Governance: de raad van toezicht van de stichting

Mijn oog viel op het proefschrift van M.J. van Uchelen-Schipper, De rol en positie van de raad van toezicht van de stichting.[1] Het proefschrift geeft een tour de horizon van de ontwikkelingen van het interne toezicht bij stichtingen, met daarbij aanbevelingen.

Het stichtingenrecht stamt uit 1956 en is opgezet rond een bestuur zonder een raad van toezicht. Maar anders dan toen hebben de meeste stichtingen nu een governancemodel van een bestuur en een raad van toezicht. Niet voor elke stichting ligt een raad van toezicht voor de hand. Vele stichtingen functioneren prima met een meerhoofdig bestuur. Stichtingen kunnen ook een raad van advies hebben. Maar áls er sprake is van een raad van toezicht, dan stelt de auteur dat het de hoogste tijd is dat de taak en de bevoegdheden van de raad van toezicht van de stichting wettelijk worden geregeld. Terecht naar mijn mening. Tegenwoordig worden grote maatschappelijke belangen behartigd door gebruik te maken van de stichting als rechtsvorm. Denk aan de zorgsector en de sociale woningbouw.

Het ontbreken van een wettelijke kader voor intern toezicht heeft in zelfregulering geresulteerd waarmee per sector min of meer dezelfde wettelijke regels worden toegepast als die welke gelden voor het vennootschapsrecht. Maar interne toezicht voor stichtingen met een maatschappelijk impact is té belangrijk om over te laten aan zelfregulering. Het is inderdaad nodig om de wettelijke regels inzake interne toezicht te moderniseren.

Er is  wetgeving op komst. Het wetsvoorstel Wet bestuur en toezicht rechtspersonen zal de bepalingen die gelden voor bestuurders en commissarissen van naamloze en besloten vennootschappen toepassen op bestuurders en toezichthouders van stichtingen en verenigingen.[2] Volgens de wetgever is het van groot belang om zulke bepalingen te uniformeren, ongeacht de vorm van de rechtspersoon. Temeer, omdat óók een stichting of vereniging een belangrijke onderneming kan voeren die wat betreft maatschappelijke impact niet onderdoet voor de ondernemingen van grotere naamloze of besloten vennootschappen. Dit wetsvoorstel is een voorbeeld van hoe we als samenleving stichtingen en verenigingen steeds meer gaan zien als onderdeel van ‘het reguliere bedrijfsleven’.

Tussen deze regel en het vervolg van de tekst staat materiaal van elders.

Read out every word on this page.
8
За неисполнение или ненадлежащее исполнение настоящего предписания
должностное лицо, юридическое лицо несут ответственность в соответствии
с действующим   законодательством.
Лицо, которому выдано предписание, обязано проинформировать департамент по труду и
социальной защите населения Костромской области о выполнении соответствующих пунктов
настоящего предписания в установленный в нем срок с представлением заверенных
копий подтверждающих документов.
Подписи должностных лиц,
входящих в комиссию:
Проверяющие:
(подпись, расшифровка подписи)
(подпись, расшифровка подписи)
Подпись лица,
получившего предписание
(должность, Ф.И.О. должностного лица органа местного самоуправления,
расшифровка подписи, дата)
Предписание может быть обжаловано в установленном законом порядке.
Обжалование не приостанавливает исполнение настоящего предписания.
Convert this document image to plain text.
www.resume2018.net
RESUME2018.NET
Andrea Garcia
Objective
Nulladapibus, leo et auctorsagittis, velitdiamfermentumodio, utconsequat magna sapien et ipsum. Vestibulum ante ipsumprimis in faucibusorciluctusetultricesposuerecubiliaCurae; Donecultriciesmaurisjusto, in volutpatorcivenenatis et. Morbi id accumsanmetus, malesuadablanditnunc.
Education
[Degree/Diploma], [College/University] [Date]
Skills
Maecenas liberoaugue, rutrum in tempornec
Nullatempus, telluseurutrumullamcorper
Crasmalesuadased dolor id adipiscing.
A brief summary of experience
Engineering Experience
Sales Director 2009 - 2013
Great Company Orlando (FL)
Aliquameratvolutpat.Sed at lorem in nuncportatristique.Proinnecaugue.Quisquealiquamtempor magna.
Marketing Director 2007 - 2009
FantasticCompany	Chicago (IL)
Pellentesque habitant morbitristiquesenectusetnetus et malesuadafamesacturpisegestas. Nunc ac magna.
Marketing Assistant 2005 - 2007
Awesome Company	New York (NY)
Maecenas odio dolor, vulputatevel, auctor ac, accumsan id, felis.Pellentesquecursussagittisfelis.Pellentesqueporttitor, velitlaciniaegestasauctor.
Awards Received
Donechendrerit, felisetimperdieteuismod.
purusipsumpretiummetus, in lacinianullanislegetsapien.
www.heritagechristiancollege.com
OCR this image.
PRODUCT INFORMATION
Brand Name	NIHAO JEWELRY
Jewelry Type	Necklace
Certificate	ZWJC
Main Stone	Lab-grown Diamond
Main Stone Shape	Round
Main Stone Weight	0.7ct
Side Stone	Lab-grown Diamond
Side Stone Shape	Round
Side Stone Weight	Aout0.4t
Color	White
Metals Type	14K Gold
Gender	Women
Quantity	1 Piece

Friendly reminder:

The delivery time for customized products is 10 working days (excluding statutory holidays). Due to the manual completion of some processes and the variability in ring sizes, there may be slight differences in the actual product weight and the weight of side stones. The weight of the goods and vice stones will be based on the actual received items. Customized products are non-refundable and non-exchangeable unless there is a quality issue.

Maar met paste/copy van de toezichtregels van het vennootschapsrecht op stichtingen zijn we er niet. De aard van de onderneming van de stichting kan behoorlijk afwijken van die van een  kapitaalvennootschap. Net zoals een vennootschap kan ook een stichting winst nastreven, maar het doel van dit winststreven is niet om winst uit te keren aan stakeholders. Het winststreven zal ook niet de primaire drijfveer zijn van de stichting. Ook de aard en de betrokkenheid van de stakeholders van een stichting kan afwijken van die van een kapitaalvennootschap. Een te introduceren wettelijke toezichtskader voor stichtingen dient rekening te houden met het typische van de stichting.

Van Uchelen-Schipper stelt dat omdat de stichting sowieso het stichtingsdoel moet nastreven, het daarom overbodig is om bijvoorbeeld nu in sectorregels – en ik veronderstel later in wetgeving –het maatschappelijk belang als afzonderlijk richtsnoer voor bestuurders en toezichthouders te noemen. Ik denk hier anders over. Ik zie namelijk wél toegevoegde waarde. Het maatschappelijk doel is ruimer dan het enge stichtingsdoel. Neem als voorbeeld de jeugdzorg, waar momenteel de sector anders geordend wordt. Het dienen van dit ruimere maatschappelijk doel hoeft niet overeen te komen met het behartigen van het enge stichtingsdoel. Dat bestuurders en toezichthouders hierdoor voor dilemma’s worden gesteld is evident. Het is beter om dit onder ogen te zien en te bespreken.

Stichtingen vervullen een belangrijke rol binnen onze maatschappij. Het is daarom goed om kritisch stil te staan bij de rol en positie van de raad van toezicht van de stichting.

Henry Goverde


[1]. M.J. van Uchelen-Schipper, De rol en positie van de raad van toezicht van de stichting, (Instituut voor Ondernemingsrecht nr. 112) (dissertatie Utrecht), Deventer, Wolters Kluwer 2018.

[2]. Wetsvoorstel 34.491 momenteel in behandeling bij de Tweede Kamer. Voor een behandeling van het wetsvoorstel zijn mijn eerdere bijdrage.